Emploi - Coopératives : vers une reprise progressive du capital par les salariés
"Nous avons besoin d'un nouveau statut et d'un outil financier qui nous permettent de racheter petit à petit le capital des entreprises." Noémie de Grenier, de la coopérative Coopaname à Aubervilliers, où Benoît Hamon s'est rendu le 7 septembre 2012, témoigne du besoin urgent pour les coopératives de disposer d'un nouveau statut leur permettant de reprendre des entreprises. Le ministre de l'Economie sociale et solidaire a présenté le 5 septembre son projet de loi sur l'ESS qui doit comprendre de telles dispositions. Objectif : créer un nouveau modèle de coopérative pour faciliter la reprise d'entreprises sous forme de sociétés coopératives ouvrières de production (Scop) et sauver ainsi des entreprises.
Chaque année entre 50.000 et 200.000 emplois sont détruits faute de repreneur. Transformer l'entreprise en coopérative est un des moyens de faire perdurer ces emplois. Mais pour ce faire, les salariés repreneurs doivent posséder d'emblée une majorité du capital social, ce qui est souvent difficile. "Jusqu'à maintenant, l'entreprise qui veut se transformer en coopérative le fait au dernier moment, quand elle est en liquidation, il faut alors aller très vite. Comment faire pour qu'elle puisse devenir une coopérative avant que ce soit trop tard ?", demande Noémie de Grenier, qui espère que le gouvernement se basera sur le rapport sénatorial, publié le 25 juillet 2012 sur les coopératives ("Un atout pour le redressement économique, un pilier de l'ESS").
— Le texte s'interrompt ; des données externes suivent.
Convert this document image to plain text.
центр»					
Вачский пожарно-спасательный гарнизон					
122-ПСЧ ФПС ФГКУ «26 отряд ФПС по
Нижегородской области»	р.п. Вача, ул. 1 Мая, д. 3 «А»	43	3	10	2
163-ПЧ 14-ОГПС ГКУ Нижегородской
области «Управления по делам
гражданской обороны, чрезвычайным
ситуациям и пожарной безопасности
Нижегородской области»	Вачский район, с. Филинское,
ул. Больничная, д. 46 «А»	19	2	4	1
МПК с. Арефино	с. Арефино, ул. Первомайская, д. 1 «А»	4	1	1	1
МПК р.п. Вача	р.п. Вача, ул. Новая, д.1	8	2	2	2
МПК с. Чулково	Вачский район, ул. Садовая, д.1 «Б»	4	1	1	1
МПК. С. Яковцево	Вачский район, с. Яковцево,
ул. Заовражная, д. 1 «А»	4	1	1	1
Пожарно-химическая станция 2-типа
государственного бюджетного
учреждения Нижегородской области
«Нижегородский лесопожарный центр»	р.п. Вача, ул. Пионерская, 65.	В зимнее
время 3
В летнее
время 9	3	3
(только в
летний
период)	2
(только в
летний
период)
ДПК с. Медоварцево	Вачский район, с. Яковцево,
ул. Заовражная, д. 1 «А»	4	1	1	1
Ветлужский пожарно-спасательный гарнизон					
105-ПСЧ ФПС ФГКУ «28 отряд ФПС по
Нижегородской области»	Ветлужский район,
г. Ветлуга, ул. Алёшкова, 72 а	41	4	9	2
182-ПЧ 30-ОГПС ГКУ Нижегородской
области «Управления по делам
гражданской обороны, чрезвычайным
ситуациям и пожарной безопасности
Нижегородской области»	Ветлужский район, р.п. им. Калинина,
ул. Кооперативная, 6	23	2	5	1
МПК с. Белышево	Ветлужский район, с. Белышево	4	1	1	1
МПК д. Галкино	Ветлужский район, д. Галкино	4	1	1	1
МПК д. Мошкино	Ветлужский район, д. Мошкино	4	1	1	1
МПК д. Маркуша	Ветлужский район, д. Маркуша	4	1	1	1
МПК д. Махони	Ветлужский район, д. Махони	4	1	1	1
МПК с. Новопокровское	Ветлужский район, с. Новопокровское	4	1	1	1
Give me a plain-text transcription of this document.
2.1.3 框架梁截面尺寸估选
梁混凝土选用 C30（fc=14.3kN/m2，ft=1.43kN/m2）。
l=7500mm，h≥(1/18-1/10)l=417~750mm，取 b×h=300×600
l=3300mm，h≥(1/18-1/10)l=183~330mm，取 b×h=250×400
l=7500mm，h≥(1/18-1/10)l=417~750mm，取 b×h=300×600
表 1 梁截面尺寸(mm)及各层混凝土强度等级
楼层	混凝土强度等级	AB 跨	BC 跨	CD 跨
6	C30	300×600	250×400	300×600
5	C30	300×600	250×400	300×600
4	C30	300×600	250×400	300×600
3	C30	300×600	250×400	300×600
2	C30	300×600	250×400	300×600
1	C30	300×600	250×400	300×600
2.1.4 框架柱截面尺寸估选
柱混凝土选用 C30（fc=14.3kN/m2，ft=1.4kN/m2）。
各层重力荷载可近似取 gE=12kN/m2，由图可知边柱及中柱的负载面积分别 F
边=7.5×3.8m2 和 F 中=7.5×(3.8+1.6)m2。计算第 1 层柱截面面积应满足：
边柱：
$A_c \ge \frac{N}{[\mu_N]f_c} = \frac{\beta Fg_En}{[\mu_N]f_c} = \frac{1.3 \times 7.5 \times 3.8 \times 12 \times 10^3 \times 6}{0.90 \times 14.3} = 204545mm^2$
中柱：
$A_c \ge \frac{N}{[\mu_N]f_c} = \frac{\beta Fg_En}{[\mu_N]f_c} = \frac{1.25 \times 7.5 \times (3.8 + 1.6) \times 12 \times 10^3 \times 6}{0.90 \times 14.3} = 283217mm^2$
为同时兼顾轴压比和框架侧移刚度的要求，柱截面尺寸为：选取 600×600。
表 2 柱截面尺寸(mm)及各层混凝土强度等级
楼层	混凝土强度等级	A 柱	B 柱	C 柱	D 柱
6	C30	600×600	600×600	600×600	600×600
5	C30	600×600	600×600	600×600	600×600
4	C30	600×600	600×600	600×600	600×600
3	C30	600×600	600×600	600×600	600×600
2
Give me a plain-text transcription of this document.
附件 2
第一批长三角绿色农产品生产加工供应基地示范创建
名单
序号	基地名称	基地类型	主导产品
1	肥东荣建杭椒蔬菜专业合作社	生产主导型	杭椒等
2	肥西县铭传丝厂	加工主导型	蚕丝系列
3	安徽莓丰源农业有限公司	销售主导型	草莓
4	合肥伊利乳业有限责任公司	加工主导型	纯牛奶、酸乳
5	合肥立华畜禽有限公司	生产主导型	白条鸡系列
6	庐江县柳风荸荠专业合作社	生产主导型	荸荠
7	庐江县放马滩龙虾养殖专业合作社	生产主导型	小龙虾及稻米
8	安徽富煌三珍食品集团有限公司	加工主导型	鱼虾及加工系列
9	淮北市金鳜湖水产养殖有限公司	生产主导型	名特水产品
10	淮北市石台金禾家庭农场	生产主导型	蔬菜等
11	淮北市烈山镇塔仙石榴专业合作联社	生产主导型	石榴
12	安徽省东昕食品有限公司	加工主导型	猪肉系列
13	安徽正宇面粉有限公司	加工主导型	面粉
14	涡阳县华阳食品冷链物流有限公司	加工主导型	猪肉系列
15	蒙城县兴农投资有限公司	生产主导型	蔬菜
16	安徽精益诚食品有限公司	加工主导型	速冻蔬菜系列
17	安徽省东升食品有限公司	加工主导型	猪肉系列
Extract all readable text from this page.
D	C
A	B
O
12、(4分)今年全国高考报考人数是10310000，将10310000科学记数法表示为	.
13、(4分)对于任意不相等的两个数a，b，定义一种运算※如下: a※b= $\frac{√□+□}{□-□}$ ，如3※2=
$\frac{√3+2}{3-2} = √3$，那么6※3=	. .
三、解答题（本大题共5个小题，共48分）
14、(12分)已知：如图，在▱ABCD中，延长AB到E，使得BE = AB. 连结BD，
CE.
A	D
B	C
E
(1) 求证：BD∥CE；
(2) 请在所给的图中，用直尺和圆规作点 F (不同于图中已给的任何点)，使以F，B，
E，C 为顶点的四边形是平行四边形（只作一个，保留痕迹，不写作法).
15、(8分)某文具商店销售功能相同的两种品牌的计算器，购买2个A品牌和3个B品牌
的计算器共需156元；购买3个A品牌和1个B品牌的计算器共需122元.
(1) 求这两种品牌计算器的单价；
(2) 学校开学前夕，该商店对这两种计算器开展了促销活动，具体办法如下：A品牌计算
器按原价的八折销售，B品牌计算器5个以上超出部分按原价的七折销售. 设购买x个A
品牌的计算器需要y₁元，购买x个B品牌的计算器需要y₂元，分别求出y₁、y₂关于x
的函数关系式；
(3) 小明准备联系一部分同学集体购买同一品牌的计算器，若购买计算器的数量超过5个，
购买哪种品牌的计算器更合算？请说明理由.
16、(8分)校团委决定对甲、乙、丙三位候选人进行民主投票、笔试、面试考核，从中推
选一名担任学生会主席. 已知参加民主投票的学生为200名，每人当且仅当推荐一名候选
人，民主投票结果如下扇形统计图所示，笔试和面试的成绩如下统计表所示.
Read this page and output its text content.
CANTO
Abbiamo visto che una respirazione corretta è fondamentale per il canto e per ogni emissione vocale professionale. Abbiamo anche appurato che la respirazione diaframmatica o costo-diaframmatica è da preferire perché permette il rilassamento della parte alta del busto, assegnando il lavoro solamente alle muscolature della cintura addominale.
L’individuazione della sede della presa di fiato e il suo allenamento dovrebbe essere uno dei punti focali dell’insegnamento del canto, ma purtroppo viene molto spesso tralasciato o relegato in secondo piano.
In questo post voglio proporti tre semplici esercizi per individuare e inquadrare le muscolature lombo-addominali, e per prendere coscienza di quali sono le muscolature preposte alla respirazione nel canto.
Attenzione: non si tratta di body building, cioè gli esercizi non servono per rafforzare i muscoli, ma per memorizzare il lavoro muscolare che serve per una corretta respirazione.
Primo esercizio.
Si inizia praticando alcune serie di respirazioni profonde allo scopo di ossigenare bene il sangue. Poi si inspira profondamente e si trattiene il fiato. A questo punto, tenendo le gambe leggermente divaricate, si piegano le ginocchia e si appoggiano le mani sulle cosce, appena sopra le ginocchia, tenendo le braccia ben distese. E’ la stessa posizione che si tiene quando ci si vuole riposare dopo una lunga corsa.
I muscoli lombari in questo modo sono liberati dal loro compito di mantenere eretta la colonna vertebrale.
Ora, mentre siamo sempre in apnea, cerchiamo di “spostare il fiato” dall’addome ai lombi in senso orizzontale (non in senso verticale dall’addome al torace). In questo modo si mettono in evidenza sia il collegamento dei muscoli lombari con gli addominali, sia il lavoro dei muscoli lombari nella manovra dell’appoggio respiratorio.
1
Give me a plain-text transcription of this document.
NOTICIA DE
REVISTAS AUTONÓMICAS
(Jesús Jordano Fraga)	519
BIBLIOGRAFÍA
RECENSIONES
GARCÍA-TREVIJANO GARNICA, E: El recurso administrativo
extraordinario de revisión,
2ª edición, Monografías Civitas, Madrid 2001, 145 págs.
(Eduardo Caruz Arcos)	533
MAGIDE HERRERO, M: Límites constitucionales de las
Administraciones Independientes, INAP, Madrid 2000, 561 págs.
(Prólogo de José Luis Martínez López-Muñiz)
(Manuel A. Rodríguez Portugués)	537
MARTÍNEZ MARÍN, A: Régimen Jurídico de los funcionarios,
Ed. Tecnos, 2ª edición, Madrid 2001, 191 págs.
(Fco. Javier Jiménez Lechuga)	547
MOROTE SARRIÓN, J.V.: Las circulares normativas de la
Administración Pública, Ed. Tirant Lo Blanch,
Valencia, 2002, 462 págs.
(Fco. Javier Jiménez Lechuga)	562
Ce rapport mettait en effet en avant les évolutions envisageables dans ce domaine, comme l'instauration d'une période transitoire de cinq à six ans durant laquelle, bien que les salariés restent minoritaires, l'entreprise reprise conserve le statut de Scop et son régime fiscal.
L'avantage est que ce type d'entreprises résiste mieux à la crise. Le nombre de coopératives d'artisans a ainsi augmenté de 35% en sept ans entre 2005 et 2011, et le nombre annuel de créations de coopératives de ce type a même connu une accélération malgré la crise. Même constat avec les Scop, dont le nombre a augmenté de 36% en dix ans.
65% des droits de vote pour les salariés
Dans le projet du ministre, les salariés pourraient posséder 65% des droits de vote pendant plusieurs années sans pour autant être majoritaires, le temps de constituer progressivement les fonds propres nécessaires pour devenir majoritaires en capital. Une solution qui permettrait de transformer plus facilement les entreprises en coopératives. "Mais plus largement, on a besoin d'éducation autour des coopératives, c'est une question de culture", assure Noémie de Grenier. Dans ce domaine, Benoît Hamon compte agir. A l'occasion de son déplacement à Aubervilliers, il a annoncé qu'il allait proposer au ministère de l'Education nationale une convention entre les deux ministères pour que les programmes et les manuels scolaires puissent montrer qu'il existe une diversité économique dont l'ESS. Il a également mis en avant les points sur lesquels le gouvernement voudrait travailler dans le secteur de l'ESS : le développement de programmes pluriannuels contractualisés entre l'Etat, les collectivités et les acteurs du secteur pour donner plus de visibilité et de stabilité, les problèmes de concurrence entre les associations et les acteurs privés, le vieillissement des salariés du monde associatif, et l'évolution du statut du bénévole pour enrayer la baisse du bénévolat. La question de la réévaluation de l'aide au poste pour les réseaux d'Insertion par l'activité économique (IAE) devrait également revenir sur la table. Cette subvention n'a pas été réévaluée depuis 1999 ! Mais le gouvernement n'a pas fait ce choix pour le moment. "Dans le contexte budgétaire actuel, on a préféré financer des nouveaux postes plutôt que revaloriser ceux qui existent déjà. Mais c'est une discussion que nous aurons", a précisé le ministre le 7 septembre.